The influence of orbital parameters on Earth’s climate is well established. These are the famous Milankovitch cycles. However, other larger-scale astronomical interactions could also govern the establishment of warm periods. This is notably the case of the orbital resonance between Earth and Mars. A new study shows that this forcing, which occurs every 2.4 million years, could even influence deep ocean circulation.
Throughout its history, Earth has experienced numerous climate variations. Most of them show a cyclicality of about 10,000 to 100,000 years, which is linked to the evolution of certain orbital parameters, such as eccentricity (variation in the shape of Earth’s orbit), obliquity (variation in the tilt of the rotation axis), and precession of the equinoxes (variation in the orientation of the rotation axis). This astronomical forcing induces cyclical variations in insolation, which govern Earth’s climate. These are known as the Milankovitch cycles.
Earth’s climate influenced by Mars every 2.4 million years
However, sedimentary records indicate the existence of larger-scale paleoclimatic cycles. These would be linked not to variations in the astronomical parameters of the Earth-Moon system, but to large cycles involving other planets of the Solar System. Evidence of these cycles, spanning millions of years, is much rarer, and this forcing phenomenon is much less constrained than the Milankovitch cycles.
Several studies have already noted the existence of a 2.4-million-year cycle, which would be related to an interaction between the orbits of Earth and Mars. It appears that the orbits of the two planets regularly enter into resonance, affecting their eccentricity. Every 2.4 million years, Earth would thus find itself closer to the Sun, a situation that leads to a period of climate warming.
A new study by researchers from the University of Sydney and Sorbonne University reveals that this astronomical interaction between Mars and Earth could even have affected the deep ocean currents of our planet.

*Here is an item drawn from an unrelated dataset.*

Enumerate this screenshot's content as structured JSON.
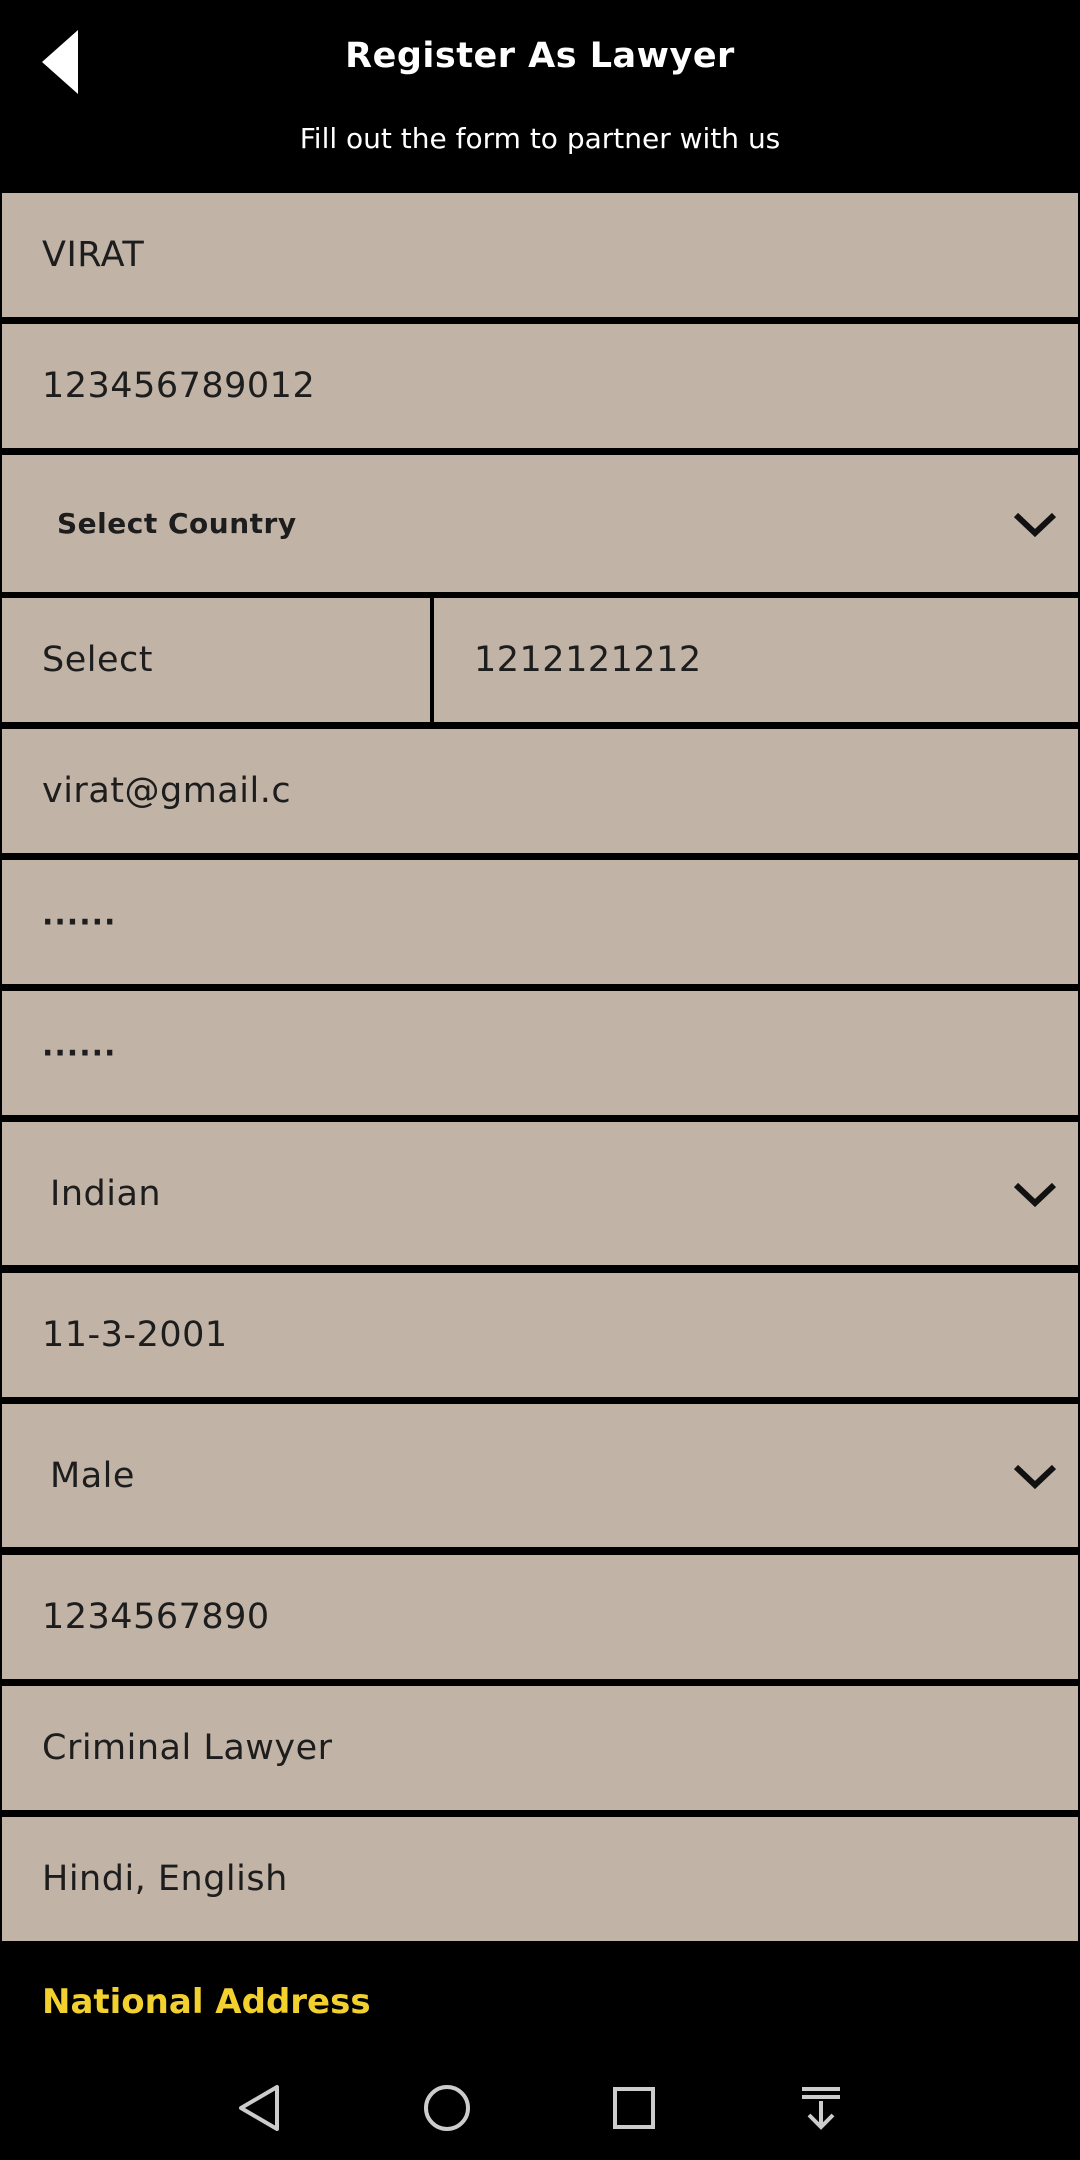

Mars regularly disrupts deep ocean currents through climate warming
Scientists analyzed the organization of sedimentary layers deposited in deep-sea environments over the last 70 million years. They identified 387 interruptions in sedimentation, indicating episodes of seafloor erosion and reorganization of deep-sea currents. These events occurred cyclically… approximately every 2.4 million years! Comparison with astronomical models reveals that this cyclicity is indeed associated with the orbital interactions between Mars and Earth.
These results, published in the journal Nature Communications, suggest that global warming induces an intensification of deep ocean circulation. If in the past these warm periods have been governed by Earth’s orbital parameters or interactions with other celestial bodies like Mars, the same link between climate and deep ocean currents can be assumed for the present and future, even if the causes of warming are different. These findings could help better understand how the ocean will respond to current climate warming.
Previously, models suggested that in the face of climate warming, the Atlantic current system (Amoc), which is responsible for the famous Gulf Stream, could weaken or even disappear. This new study proposes that this phenomenon could be counteracted by the development of new and powerful deep currents.